GIVENCHY LA COUTURE DU MANIFESTE CREUX
Le premier défilé de Sarah Burton pour Givenchy avait déjà montré les signes d’une sensibilité surfabriquée, et son second confirme cette pente : une couture de l’affirmation tapageuse à la Chiuri, qui se croit féministe parce qu’elle exhibe. Les clientes, trophées vivants de cette mode prétendument libératrice, se pavanaient ce soir-là dans un caban en satin duchesse jaune pâle ceinturé de noir, comme pour proclamer haut et fort leur droit à l’ostentation.
On nous vante la légèreté des vestes déstructurées, désormais réduites à la mollesse d’un cardigan, comme si ôter toute ossature revenait à libérer la femme.
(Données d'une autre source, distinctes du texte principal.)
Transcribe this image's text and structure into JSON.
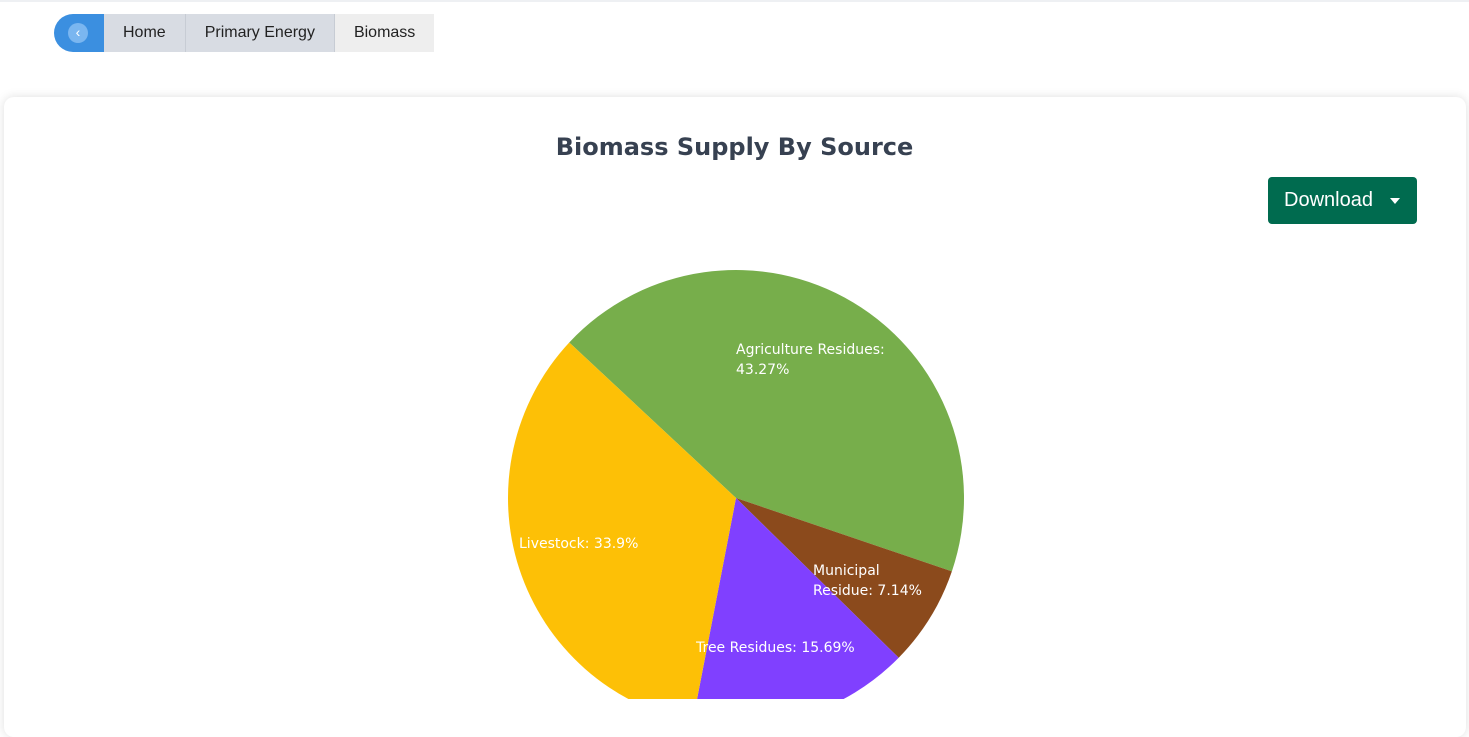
{
  "breadcrumb": {
    "items": [
      "Home",
      "Primary Energy",
      "Biomass"
    ]
  },
  "download_button": {
    "label": "Download"
  },
  "chart_data": {
    "type": "pie",
    "title": "Biomass Supply By Source",
    "values": [
      43.27,
      7.14,
      15.69,
      33.9
    ],
    "value_labels": [
      "Agriculture Residues: 43.27%",
      "Municipal Residue: 7.14%",
      "Tree Residues: 15.69%",
      "Livestock: 33.9%"
    ],
    "colors": [
      "#77ae4b",
      "#8b4a1c",
      "#8040ff",
      "#fdc006"
    ]
  }
}
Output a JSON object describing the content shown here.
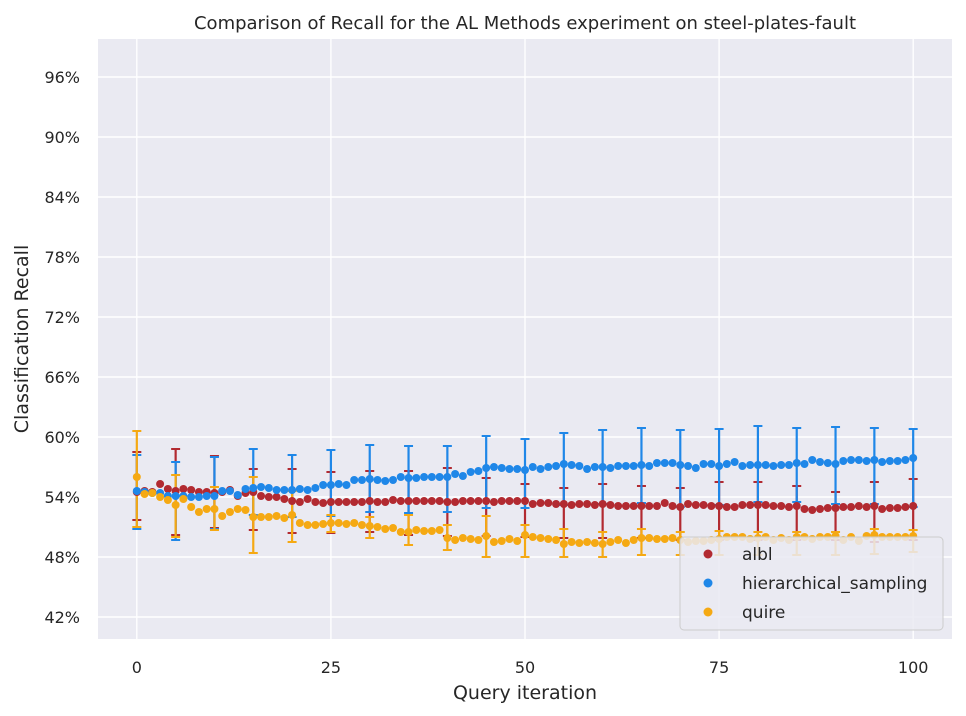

Quel progrès ! Effacer la tenue pour mieux mettre à nu. Et cette robe-manteau aux courbes généreuses, jadis portée avec majesté, dorénavant défaite, ses revers arrachés des épaules pour laisser pendre, misérablement, les bretelles d’un soutien-gorge. L’émancipation livrée en pâture, à la liberté, à tout prix, sous prétexte de déconstruire.
Tout le vocabulaire est là : cols béants, vestes penchées, ourlets relevés, jupes descendues, à peine sous le nombril, comme un tissu mal ajusté qu’on accroche à la hâte. Le corps n’est plus célébré, il est transformé en terrain de revendication bruyante, un manifeste textile criard qui confond provocation et puissance. Burton elle-même l’avoue : « l’esprit pour les affaires, le corps pour le pêché ». Voilà donc le message du pouvoir féminin réduit à un slogan de vitrine, Marilyn Monroe recyclée en motif noir et blanc pour enrober une idéologie de pacotille.
Une robe blanche, telle une draperie d’autel arrachée au silence des chambres, que le mannequin pressait contre sa poitrine haletante, attachée à un corsage couleur de pêche, et cette jupe bouffante hérissée de plumes, n’était-elle pas comme les songes chimériques d’un luxe consumé par lui-même ? Puis, un manteau couleur camouflage et aux épaules presque nues, effiloché comme un rideau fatigué, ou une jupe boule hérissée de faux panaches arrachés à la mousseline rouge : on applaudit l’illusion, la « méticulosité » qui se contente de singer la plume, le luxe qui mime la fragilité. Et le public acclame comme si l’on devait remercier une créatrice de travestir l’habit en manifeste.
Cette collection n’est pas un hymne à la femme : c’est une caricature de sa force, une couture de revendication qui confond la nudité avec la liberté et la provocation avec l’émancipation. Ici, la femme n’est pas libérée : elle est réduite en étendard. Mais, lorsqu’on observe, au bout du compte, la rectitude qu’elle impose à son propre corps, on en saisit plus clairement le sens.